In spite of an impressive record of reducing poverty from 60 per cent to 47 per cent over the past decade — based on the $1.90 a day global poverty line — there are today 12 million Tanzanians living on less than $0.5 a day.
The World Bank’s 9th Tanzania Economic Update says that overall, Tanzania’s economic position remains solid, but it has to work towards the government target of 10 per cent by 2020/21, as it seeks to industrialise.
According to Bella Bird, World Bank country director for Tanzania, Burundi, Malawi and Somalia, 800,000 young Tanzanians enter the job market annually, with only limited opportunities.
“Higher levels of growth are badly needed to create a greater number of productive jobs and to significantly reduce poverty,” Ms Bird said.

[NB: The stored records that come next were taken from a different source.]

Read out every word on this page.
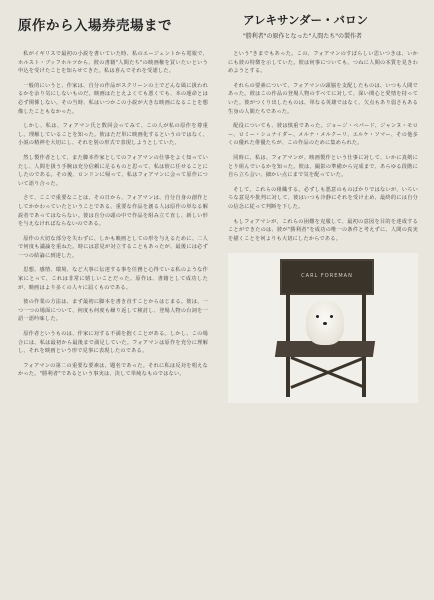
原作から入場券売場まで	アレキサンダー・バロン
"勝利者"の原作となった"人間たち"の製作者

私がイギリスで最初の小説を書いていた時、私のエージェントから電報で、ホルスト・ブッフホルツから、彼の書籍"人間たち"の映画権を買いたいという申込を受けたことを知らせてきた。私は喜んでそれを受諾した。

一般的にいうと、作家は、自分の作品がスクリーンの上でどんな風に扱われるかを余り気にしないものだ。映画はたとえよくても悪くても、本の運命とは必ず関係しない。その当時、私はいつかこの小説が大きな映画になることを想像したこともなかった。

しかし、私は、フォアマン氏と数回会ってみて、この人が私の原作を尊重し、理解していることを知った。彼はただ単に映画化するというのではなく、小説の精神を大切にし、それを別の形式で表現しようとしていた。

然し製作者として、また脚本作家としてのフォアマンの仕事をよく知っていたし、人間を扱う手腕は充分信頼に足るものと思って、私は彼に任せることにしたのである。その後、ロンドンに帰って、私はフォアマンに会って原作について語り合った。

さて、ここで重要なことは、その日から、フォアマンは、自分自身の創作としてかかわっていたということである。重要な作品を創る人は原作の単なる解説者であってはならない。彼は自分の頭の中で作品を組み立て直し、新しい形を与えなければならないのである。

原作の大切な部分を失わずに、しかも映画としての形を与えるために、二人で何度も議論を重ねた。時には意見が対立することもあったが、最後には必ず一つの結論に到達した。

思想、感情、環境、など大事に伝達する事を任務と心得ている私のような作家にとって、これは非常に嬉しいことだった。原作は、書籍として成功したが、映画はより多くの人々に届くものである。

彼の作業の方法は、まず最初に脚本を書き直すことからはじまる。彼は、一つ一つの場面について、何度も何度も繰り返して検討し、登場人物の台詞を一語一語吟味した。

原作者というものは、作家に対する不満を抱くことがある。しかし、この場合には、私は最初から最後まで満足していた。フォアマンは原作を充分に理解し、それを映画という形で見事に表現したのである。

フォアマンの第二の重要な要素は、題名であった。それに私は反対を唱えなかった。"勝利者"であるという事実は、決して単純なものではない。

という"きまでもあった。この、フォアマンのすばらしい思いつきは、いかにも彼の特徴を示していた。彼は何事についても、つねに人間の本質を見きわめようとする。

それらの要素について、フォアマンの頭脳を支配したものは、いつも人間であった。彼はこの作品の登場人物のすべてに対して、深い関心と愛情を持っていた。彼がつくり出したものは、単なる英雄ではなく、欠点もあり弱さもある生身の人間たちであった。

配役についても、彼は慎重であった。ジョージ・ペパード、ジャンヌ・モロー、ロミー・シュナイダー、メルナ・メルクーリ、エルケ・ソマー、その他多くの優れた俳優たちが、この作品のために集められた。

同時に、私は、フォアマンが、映画製作という仕事に対して、いかに真剣にとり組んでいるかを知った。彼は、撮影の準備から完成まで、あらゆる段階に自ら立ち会い、細かい点にまで気を配っていた。

そして、これらの組織する。必ずしも悪意のものばかりではないが、いろいろな意見や批判に対して、彼はいつも冷静にそれを受け止め、最終的には自分の信念に従って判断を下した。

もしフォアマンが、これらの困難を克服して、最初の意図を目的を達成することができたのは、彼が"勝利者"を成功の唯一の条件と考えずに、人間の真実を描くことを何よりも大切にしたからである。

CARL FOREMAN
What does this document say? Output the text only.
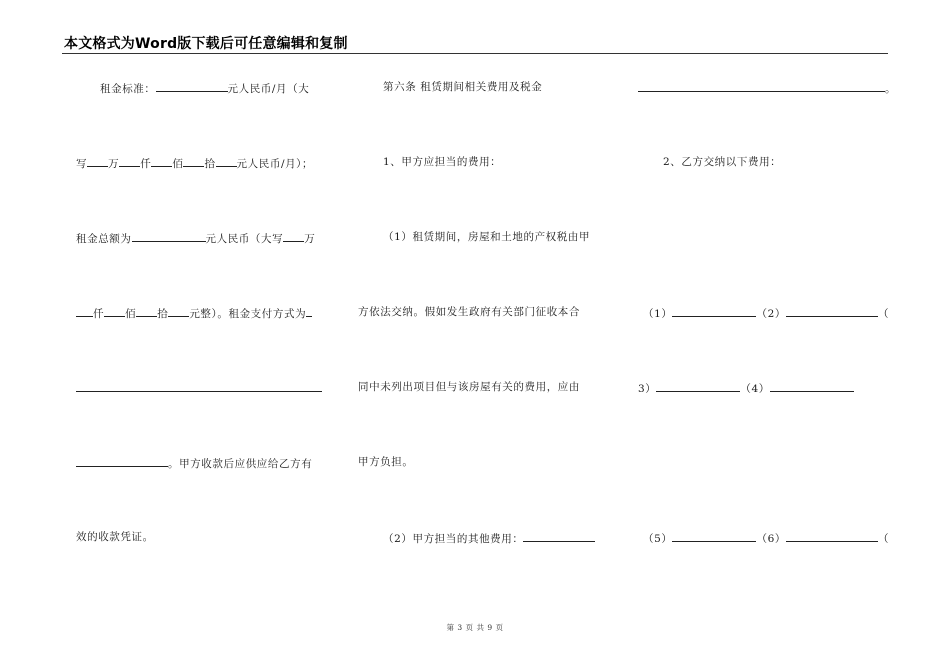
本文格式为Word版下载后可任意编辑和复制
租金标准：	元人民币/月（大
写 万 仟 佰 拾 元人民币/月）；
租金总额为	元人民币（大写 万
仟 佰 拾 元整）。租金支付方式为
。甲方收款后应供应给乙方有
效的收款凭证。
第六条 租赁期间相关费用及税金
1、甲方应担当的费用：
（1）租赁期间，房屋和土地的产权税由甲
方依法交纳。假如发生政府有关部门征收本合
同中未列出项目但与该房屋有关的费用，应由
甲方负担。
（2）甲方担当的其他费用：
。
2、乙方交纳以下费用：
（1）	（2）	（
3）	（4）
（5）	（6）	（
第 3 页 共 9 页
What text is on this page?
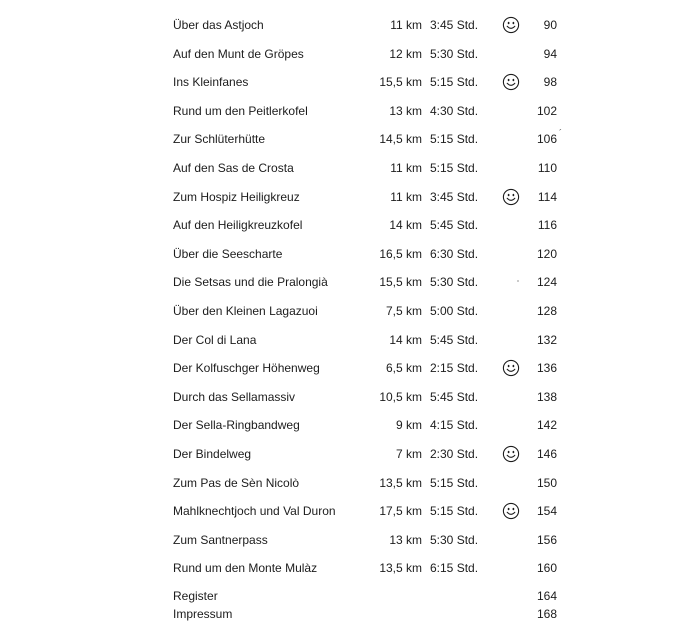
Über das Astjoch	11 km 3:45 Std.	90
Auf den Munt de Gröpes	12 km 5:30 Std.	94
Ins Kleinfanes	15,5 km 5:15 Std.	98
Rund um den Peitlerkofel	13 km 4:30 Std.	102
Zur Schlüterhütte	14,5 km 5:15 Std.	106 ´
Auf den Sas de Crosta	11 km 5:15 Std.	110
Zum Hospiz Heiligkreuz	11 km 3:45 Std.	114
Auf den Heiligkreuzkofel	14 km 5:45 Std.	116
Über die Seescharte	16,5 km 6:30 Std.	120
Die Setsas und die Pralongià	15,5 km 5:30 Std.	124
Über den Kleinen Lagazuoi	7,5 km 5:00 Std.	128
Der Col di Lana	14 km 5:45 Std.	132
Der Kolfuschger Höhenweg	6,5 km 2:15 Std.	136
Durch das Sellamassiv	10,5 km 5:45 Std.	138
Der Sella-Ringbandweg	9 km 4:15 Std.	142
Der Bindelweg	7 km 2:30 Std.	146
Zum Pas de Sèn Nicolò	13,5 km 5:15 Std.	150
Mahlknechtjoch und Val Duron	17,5 km 5:15 Std.	154
Zum Santnerpass	13 km 5:30 Std.	156
Rund um den Monte Mulàz	13,5 km 6:15 Std.	160
Register	164
Impressum	168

The 2015 Employment and Earning Survey found out that over 2.3 million Tanzanians were employed in the formal sector on the Mainland. Out of those, 1,568,165 were in the private sector.
Ms Bird said the government’s focus on industrialisation must create jobs and reduce poverty.
Potential of private sector
“Public investment projects need to be prioritised for growth and poverty reduction impact, and they need to be fully funded,” she added.
Dr Hawa Sinare, a senior consultant at Rex Consulting, noted that the country must unlock the potential of the private sector to speed up economic development leading to job creation.
“Credit is very expensive and it is killing us. Besides being a lawyer I also farm, and it is very difficult to get funding in this area. What we are seeing are more and more taxes on revenue,” she said.